Still, I wasn’t above admitting – to myself – that Maggie might be right. After all, Kappie Shuteye is the imp king who sold me to Ada twenty years ago.

The term imp king sounds more impressive than it actually is. It would be more accurate to say something like imp mob boss, and for some of the people who’ve inherited the term, even that might be generous. All imp kings operate a little differently, but most of them amount to little more than a union overseer for their kind in a certain region. Their underlings bow and scape and pay their membership dues, and in return the imp king finds them steady work in his own ventures or hires them out to whoever is willing to pay for a little sleazy muscle.

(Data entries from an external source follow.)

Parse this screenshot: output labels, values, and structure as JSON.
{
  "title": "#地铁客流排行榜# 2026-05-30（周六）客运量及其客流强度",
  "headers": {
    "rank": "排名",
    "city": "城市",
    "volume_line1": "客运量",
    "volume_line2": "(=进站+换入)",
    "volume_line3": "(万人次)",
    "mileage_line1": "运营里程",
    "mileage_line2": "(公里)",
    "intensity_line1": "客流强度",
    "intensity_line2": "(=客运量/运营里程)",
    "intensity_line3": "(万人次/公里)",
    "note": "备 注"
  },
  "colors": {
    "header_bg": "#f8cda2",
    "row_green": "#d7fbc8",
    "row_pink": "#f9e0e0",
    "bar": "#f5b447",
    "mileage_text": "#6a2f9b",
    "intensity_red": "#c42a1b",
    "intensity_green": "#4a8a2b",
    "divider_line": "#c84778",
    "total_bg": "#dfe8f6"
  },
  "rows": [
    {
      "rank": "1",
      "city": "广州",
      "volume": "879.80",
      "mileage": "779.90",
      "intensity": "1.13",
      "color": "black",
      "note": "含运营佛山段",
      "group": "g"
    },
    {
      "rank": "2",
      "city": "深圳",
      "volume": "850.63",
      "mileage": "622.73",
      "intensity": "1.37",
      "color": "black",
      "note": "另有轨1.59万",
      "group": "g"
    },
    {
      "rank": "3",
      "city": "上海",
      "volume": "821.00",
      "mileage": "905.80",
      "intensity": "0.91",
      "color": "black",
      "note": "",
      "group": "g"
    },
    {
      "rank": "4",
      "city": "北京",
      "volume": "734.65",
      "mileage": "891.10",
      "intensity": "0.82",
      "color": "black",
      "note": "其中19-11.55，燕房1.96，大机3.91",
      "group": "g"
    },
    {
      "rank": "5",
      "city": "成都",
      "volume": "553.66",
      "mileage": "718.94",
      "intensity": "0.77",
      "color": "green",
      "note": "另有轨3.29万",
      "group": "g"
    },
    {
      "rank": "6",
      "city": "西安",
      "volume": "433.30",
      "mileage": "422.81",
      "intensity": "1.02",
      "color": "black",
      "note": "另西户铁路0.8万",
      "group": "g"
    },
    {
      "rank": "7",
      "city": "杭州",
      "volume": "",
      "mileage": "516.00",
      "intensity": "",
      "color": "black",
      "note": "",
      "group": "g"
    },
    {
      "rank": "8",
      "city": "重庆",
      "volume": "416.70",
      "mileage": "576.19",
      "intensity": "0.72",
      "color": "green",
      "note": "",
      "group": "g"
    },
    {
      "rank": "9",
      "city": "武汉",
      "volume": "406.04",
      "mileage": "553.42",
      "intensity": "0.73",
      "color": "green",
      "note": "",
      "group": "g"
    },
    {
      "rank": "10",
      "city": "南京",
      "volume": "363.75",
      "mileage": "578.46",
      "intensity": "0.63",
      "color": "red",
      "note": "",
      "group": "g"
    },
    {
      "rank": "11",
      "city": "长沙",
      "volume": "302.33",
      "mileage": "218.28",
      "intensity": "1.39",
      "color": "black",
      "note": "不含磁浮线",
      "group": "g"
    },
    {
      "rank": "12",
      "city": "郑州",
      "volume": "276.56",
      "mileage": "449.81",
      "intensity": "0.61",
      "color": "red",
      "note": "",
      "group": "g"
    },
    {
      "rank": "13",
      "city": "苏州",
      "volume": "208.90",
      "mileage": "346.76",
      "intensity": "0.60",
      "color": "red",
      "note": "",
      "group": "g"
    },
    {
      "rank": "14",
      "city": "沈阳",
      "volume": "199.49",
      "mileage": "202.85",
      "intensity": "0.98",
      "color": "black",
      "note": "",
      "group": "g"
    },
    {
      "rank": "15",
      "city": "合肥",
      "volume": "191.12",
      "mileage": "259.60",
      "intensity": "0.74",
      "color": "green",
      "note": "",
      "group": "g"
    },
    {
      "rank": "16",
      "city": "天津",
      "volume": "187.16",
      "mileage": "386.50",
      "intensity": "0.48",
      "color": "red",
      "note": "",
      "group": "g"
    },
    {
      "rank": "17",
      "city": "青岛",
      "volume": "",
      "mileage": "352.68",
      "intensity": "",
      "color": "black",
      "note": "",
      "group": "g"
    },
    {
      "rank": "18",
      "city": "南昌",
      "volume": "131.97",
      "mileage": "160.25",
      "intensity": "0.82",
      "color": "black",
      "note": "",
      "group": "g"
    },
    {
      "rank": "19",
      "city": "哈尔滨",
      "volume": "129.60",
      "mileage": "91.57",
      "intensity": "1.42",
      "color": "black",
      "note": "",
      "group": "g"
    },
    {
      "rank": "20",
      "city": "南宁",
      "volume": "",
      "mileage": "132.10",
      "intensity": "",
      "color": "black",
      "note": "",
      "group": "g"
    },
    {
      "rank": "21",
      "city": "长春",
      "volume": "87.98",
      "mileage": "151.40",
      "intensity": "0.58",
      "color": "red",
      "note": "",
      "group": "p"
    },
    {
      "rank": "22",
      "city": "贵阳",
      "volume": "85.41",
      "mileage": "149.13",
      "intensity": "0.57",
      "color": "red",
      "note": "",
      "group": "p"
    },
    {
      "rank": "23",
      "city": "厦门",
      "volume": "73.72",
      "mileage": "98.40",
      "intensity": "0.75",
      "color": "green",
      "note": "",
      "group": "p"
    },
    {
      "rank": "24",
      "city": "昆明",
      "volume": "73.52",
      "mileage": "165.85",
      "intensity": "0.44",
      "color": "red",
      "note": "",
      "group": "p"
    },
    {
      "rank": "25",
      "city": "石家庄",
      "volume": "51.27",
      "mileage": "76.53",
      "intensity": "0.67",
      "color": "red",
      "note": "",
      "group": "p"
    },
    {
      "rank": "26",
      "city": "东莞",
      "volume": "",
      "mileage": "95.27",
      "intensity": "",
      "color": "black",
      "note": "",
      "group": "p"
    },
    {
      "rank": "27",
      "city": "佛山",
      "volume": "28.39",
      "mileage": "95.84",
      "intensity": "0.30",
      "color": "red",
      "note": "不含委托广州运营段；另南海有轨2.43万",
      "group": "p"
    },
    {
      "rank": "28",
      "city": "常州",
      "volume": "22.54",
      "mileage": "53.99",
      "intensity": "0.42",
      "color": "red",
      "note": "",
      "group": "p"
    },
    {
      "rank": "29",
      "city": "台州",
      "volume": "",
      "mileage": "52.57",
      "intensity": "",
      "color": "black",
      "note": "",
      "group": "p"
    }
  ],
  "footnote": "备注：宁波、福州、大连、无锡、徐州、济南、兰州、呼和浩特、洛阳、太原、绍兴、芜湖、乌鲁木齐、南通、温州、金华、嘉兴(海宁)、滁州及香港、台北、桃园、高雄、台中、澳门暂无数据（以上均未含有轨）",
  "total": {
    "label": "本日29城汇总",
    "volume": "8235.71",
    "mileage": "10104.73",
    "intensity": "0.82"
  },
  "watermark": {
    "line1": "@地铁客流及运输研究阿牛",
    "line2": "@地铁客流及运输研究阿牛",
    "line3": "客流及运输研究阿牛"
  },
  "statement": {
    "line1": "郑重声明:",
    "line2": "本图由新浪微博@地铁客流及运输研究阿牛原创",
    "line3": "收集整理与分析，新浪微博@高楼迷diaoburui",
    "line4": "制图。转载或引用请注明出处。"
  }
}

Kappie Shuteye is imp king of northeast Ohio, but that hasn’t always been his job. Back in the ’70s and ’80s, he sat on the board of directors of a company called Paronskaft. Their specialty was buying firstborn children in return for magical favors. In the reaper business, we call the children rumpelstiltskins, or skins for short. Paronskaft basically ran a slave trade until they were shut down in the late ’80s. As far as I know, I was one of the last children sold by Paronskaft before OtherOps shuttered them for good. Kappie was the one who arranged the deal.

The last time I saw him, I broke his nose.

I pulled off the highway at a place called Brecksville, and pretty soon I turned into the parking lot of an old, run-down elementary school in an overgrown part of town that had once been a community of trailer parks. It looked like the school had been crumbling for decades: most of the windows were broken, the brick facade was barely in one piece, and the parking lot itself could barely be called concrete anymore. Despite the empty look of the place, there were at least a dozen cars parked in the teacher’s lot around back, including a couple of flatbeds and an entire semitrailer. A team of imps loaded the semi with plastic-wrapped pallets of indeterminate origin. They all stopped to stare as I pulled up and parked.

I got out and leaned against the hood of my truck, letting the imps size me up for a moment. I took out my phone, pretended to scroll through it, and snapped a photo of the group, which I emailed to Nadine – a little insurance policy in case Kappie decided he wanted to rough me up for breaking his nose. “I’m looking for Kappie,” I finally called to them.